Though Heaven’s Edge didn’t earn ridiculous riches, Parry bought off-the-rack gear at Warrior, as well as having things custom-made by the pair.
“You had to have a look,” said Parry, who still owns a black leather jacket Carl created for him.
In the mid-’90s, Warrior’s Werbocks noticed a change: grunge. Men’s rock wear became ugly.
“Really ugly,” Mona said. “It wasn’t anything we wanted to sell. It was mostly jeans and flannel. And the kinds of cutting-edge clothes that have come since that time, we didn’t feel were for musicians.”
The couple stopped selling men’s clothes 12 years ago. If guys dress up for the stage again, they’ll be back (mention new glam acts like My Chemical Romance and Panic! in the Disco and Mona says, “We’ll see”).
“We like clothes that make a band look like a show. . . . even if the band isn’t too great,” Carl said.
So Warrior made itself into a female rock paradise that offers long, flashy coats and glam gowns, micro-mini skirts and schoolgirl outfits, corsets and bustiers, thigh-high boots and eight-inch heels. A little leather and a tiny bit of fetish.
Carl, who stopped designing in the mid-’90s, found himself increasingly busy with the store’s piercing business. When Warrior opened, they had to buy a piercing gun because bands wanted their ears pierced. Then their customers wanted more radical piercings: belly buttons, nipples, nostrils, even genitalia.
“But we knew it wasn’t right or clean to use those guns,” Mona said.
Piercing wasn’t mainstream back them, and it wasn’t easy to find the equipment. But by 1991, Warrior invested in the sterile-conscious gear and needles it has now. Carl and his crew did piercings on site at punk and metal clubs like Asylum and the Empire, and dedicated their entire South Street store to the art.
“Since South Street is a tourist destination, people stop at Warrior from all over, just to get pierced before they start their vacation,” Mona said.
Carl has become such an expert in the advances made in piercing and sterilization that he has lectured emergency doctors and nurses at hospitals and medical schools about issues rangig from removing jewelry to identifying problems around piercings.
And of course, body art has become more routine. “We’re family body piercers now,” Carl said. “We get the 40-year-old mom and her kids. And maybe her husband.”
Another change the Werbocks have noted is sizing. “Ten years ago, everybody was extra small; all the girls starved themselves skinny,” Mona said.

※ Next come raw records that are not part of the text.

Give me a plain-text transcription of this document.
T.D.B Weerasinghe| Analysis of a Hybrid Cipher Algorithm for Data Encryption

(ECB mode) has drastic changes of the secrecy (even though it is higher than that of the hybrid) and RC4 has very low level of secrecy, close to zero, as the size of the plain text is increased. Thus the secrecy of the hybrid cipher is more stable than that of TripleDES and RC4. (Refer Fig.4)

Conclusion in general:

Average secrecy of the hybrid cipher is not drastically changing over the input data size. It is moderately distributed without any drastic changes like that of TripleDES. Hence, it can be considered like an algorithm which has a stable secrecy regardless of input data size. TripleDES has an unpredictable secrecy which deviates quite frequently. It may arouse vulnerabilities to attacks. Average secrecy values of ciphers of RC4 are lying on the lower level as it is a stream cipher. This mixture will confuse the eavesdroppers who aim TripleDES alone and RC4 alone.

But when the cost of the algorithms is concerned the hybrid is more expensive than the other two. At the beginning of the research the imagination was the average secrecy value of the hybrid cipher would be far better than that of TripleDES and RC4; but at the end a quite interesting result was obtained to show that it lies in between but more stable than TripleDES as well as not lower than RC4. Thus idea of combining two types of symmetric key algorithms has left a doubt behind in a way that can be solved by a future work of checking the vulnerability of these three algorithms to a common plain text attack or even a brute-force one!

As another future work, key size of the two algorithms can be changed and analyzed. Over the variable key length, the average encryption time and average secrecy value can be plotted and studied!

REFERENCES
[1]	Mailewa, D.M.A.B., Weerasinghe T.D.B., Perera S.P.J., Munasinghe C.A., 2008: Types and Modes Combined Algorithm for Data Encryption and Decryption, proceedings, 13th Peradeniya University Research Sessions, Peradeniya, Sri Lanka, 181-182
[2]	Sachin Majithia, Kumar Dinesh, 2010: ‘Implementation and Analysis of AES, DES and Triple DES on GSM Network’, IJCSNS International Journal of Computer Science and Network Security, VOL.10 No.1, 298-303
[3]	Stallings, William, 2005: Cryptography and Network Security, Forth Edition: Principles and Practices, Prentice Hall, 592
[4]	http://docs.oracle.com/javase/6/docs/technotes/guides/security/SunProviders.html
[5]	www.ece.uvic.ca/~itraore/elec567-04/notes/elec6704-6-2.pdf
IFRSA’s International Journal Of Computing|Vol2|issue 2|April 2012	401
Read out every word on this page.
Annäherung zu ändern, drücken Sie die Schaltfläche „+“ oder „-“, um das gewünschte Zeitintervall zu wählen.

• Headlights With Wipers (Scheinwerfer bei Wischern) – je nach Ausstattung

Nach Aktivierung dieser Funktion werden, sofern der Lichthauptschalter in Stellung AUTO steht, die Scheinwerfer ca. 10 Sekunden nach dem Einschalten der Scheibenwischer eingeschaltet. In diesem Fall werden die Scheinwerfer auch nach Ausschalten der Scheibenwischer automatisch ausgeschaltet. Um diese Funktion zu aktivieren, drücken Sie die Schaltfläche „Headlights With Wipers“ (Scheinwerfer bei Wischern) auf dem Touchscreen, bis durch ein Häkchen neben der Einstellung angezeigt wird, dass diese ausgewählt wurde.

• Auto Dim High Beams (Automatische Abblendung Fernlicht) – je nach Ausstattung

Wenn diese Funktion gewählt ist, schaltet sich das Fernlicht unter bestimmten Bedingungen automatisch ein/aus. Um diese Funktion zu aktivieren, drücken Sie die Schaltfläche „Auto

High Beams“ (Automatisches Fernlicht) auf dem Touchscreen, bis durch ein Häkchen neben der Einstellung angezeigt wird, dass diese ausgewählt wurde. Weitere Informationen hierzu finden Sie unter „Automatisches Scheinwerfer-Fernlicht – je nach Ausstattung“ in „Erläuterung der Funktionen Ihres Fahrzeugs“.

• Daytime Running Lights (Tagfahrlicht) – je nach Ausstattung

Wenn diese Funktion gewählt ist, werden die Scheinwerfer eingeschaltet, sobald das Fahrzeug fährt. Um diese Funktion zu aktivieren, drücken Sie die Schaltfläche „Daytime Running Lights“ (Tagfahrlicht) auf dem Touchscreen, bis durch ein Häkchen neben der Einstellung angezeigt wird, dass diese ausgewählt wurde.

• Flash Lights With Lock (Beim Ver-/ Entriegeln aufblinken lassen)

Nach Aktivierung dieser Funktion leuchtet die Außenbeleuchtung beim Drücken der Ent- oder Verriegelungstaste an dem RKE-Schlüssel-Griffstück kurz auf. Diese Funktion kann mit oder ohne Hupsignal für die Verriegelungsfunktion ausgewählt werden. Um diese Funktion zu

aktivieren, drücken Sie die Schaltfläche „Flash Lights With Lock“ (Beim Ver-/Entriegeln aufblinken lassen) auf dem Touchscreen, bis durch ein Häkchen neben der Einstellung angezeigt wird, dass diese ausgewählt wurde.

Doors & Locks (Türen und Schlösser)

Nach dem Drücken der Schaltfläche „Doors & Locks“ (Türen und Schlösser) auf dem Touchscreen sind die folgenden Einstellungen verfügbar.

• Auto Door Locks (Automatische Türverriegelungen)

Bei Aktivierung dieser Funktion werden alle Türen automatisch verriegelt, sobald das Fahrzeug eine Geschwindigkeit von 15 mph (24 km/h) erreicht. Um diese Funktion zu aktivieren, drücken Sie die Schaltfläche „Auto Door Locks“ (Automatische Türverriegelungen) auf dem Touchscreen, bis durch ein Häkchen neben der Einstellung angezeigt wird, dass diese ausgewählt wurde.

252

But today Warrior is buying sexy schoolgirl outfits and corsets up to size XXXX for an audience that’s more comfortable with their bodies than ever.
“Girls now are fabulously voluptuous and healthy and accept themselves exactly how they are and enjoy it,” Mona said. “I had to retrain myself to buy for every style of woman. But no more four smalls and one large. I’m buying every size. Back in the day, we didn’t have anything for those girls and that wasn’t right. So now we do.”
That’s part of the Warrior continuum that finds the Werbocks celebrating 25 years of what Carl calls “sexy stuff you can’t get at a mall.”
Son Sage, 33, who grew up with all things Warrior, now manages the South Street store. And Mona isn’t surprised that she and Carl have continued their rock-and-roll lifestyle.
“We’re still listening to rock and rap. We still hang with the same people,” she said. “It’s the world that changed. Just a little.”